Bart Ingles bartman at netgate.net
Mon Jul 1 13:15:01 PDT 2002



Alex Small wrote:
> ...
> I'm curious if any work has been done comparing the Condorcet efficiencies
> of Approval and IRV.  It's been a few months since I looked at Brams and
> Fishburn, and I don't have a copy handy, so I don't know if they compared
> the two.  When my copy arrives (ordered it used) I'll check it out.

Check out "Making Multicandidate Elections More Democratic"
Samuel Merrill, III
Princeton University Press, 1988

You might be able to find a used copy, or any good university library
should have it.  Any public library should be able to obtain it through
inter-library loan -- I think there was a one-dollar charge when used
this.

Two chapters compare several methods using both Condorcet Efficiency and
Social Utility Efficiency, using random society and spatial models.  One
thing I noticed was that all models assume no strategic information, so
they appear inherently stacked against Approval (Merrill addresses this
in his comments, stating that in a strategic situation Approval should
do better and Condorcet worse than shown).

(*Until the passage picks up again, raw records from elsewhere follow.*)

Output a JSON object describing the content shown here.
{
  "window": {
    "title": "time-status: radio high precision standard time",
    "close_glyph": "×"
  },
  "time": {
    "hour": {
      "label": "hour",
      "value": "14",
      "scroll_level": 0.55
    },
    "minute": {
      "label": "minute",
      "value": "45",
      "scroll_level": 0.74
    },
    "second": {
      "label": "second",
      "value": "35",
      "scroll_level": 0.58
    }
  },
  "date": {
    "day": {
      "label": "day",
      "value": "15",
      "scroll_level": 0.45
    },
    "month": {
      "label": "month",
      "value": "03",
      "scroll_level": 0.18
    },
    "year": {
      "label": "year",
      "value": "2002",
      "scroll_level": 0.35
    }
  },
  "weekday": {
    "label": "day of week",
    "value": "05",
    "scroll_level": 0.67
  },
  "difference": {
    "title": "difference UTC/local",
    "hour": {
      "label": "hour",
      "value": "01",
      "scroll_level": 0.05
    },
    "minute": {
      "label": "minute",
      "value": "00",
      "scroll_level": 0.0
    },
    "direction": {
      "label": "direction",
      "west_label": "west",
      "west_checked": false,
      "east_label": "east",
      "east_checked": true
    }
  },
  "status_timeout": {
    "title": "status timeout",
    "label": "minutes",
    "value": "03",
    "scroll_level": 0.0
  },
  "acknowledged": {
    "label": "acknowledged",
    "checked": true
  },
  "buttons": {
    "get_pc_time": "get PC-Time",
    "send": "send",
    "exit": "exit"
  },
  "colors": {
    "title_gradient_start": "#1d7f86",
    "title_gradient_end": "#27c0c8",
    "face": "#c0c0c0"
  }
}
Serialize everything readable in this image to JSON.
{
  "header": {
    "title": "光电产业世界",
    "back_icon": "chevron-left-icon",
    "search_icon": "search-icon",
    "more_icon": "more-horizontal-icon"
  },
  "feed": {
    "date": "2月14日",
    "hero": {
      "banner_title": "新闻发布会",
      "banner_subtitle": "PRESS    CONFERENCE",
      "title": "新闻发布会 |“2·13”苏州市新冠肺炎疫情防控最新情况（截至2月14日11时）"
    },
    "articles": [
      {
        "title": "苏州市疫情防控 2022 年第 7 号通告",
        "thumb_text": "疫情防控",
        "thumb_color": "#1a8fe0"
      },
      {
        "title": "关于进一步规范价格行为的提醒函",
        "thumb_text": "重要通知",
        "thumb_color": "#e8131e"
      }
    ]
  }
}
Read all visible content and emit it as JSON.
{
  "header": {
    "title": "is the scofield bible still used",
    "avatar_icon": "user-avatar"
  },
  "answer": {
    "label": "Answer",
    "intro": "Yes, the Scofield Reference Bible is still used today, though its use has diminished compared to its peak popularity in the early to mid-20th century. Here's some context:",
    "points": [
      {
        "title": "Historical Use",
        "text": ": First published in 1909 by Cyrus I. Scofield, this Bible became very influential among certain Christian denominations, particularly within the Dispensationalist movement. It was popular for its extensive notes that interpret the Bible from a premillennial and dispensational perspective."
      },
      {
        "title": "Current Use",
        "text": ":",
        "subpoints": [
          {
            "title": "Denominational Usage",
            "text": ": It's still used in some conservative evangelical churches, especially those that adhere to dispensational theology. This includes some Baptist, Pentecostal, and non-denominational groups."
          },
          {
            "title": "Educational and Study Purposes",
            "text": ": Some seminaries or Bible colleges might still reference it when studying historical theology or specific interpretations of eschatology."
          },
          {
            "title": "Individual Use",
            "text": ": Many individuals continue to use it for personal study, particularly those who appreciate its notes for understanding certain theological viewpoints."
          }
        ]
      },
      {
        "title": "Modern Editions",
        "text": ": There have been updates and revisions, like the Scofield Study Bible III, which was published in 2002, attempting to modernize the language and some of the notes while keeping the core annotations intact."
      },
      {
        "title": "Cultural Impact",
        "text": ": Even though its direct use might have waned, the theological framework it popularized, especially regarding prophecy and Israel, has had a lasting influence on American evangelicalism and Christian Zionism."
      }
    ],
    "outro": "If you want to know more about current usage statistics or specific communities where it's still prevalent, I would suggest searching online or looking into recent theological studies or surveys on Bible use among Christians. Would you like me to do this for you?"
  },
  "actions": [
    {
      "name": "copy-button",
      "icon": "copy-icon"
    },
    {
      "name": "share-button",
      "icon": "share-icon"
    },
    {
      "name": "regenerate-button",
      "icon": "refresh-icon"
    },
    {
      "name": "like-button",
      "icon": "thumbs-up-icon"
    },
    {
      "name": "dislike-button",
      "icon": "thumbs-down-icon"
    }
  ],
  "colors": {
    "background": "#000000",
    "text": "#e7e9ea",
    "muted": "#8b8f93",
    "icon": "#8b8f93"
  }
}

Still, Approval holds its own, and tends to give moderately high but
consistent results across the board w/ Condorcet efficiency, and very
good results w/ Social Utility.  Plurality, Runoff, and IRV all do
poorly when there are many candidates, or when the candidates are more
centrist than the voters.

Also some of the graphs are scaled differently, so that in cases where
Approval initially doesn't appear to do well, the left-hand scale shows
that the results are all relatively close.  In other graphs, where
runoff and IRV do poorly, the scale shows that they really are abysmal.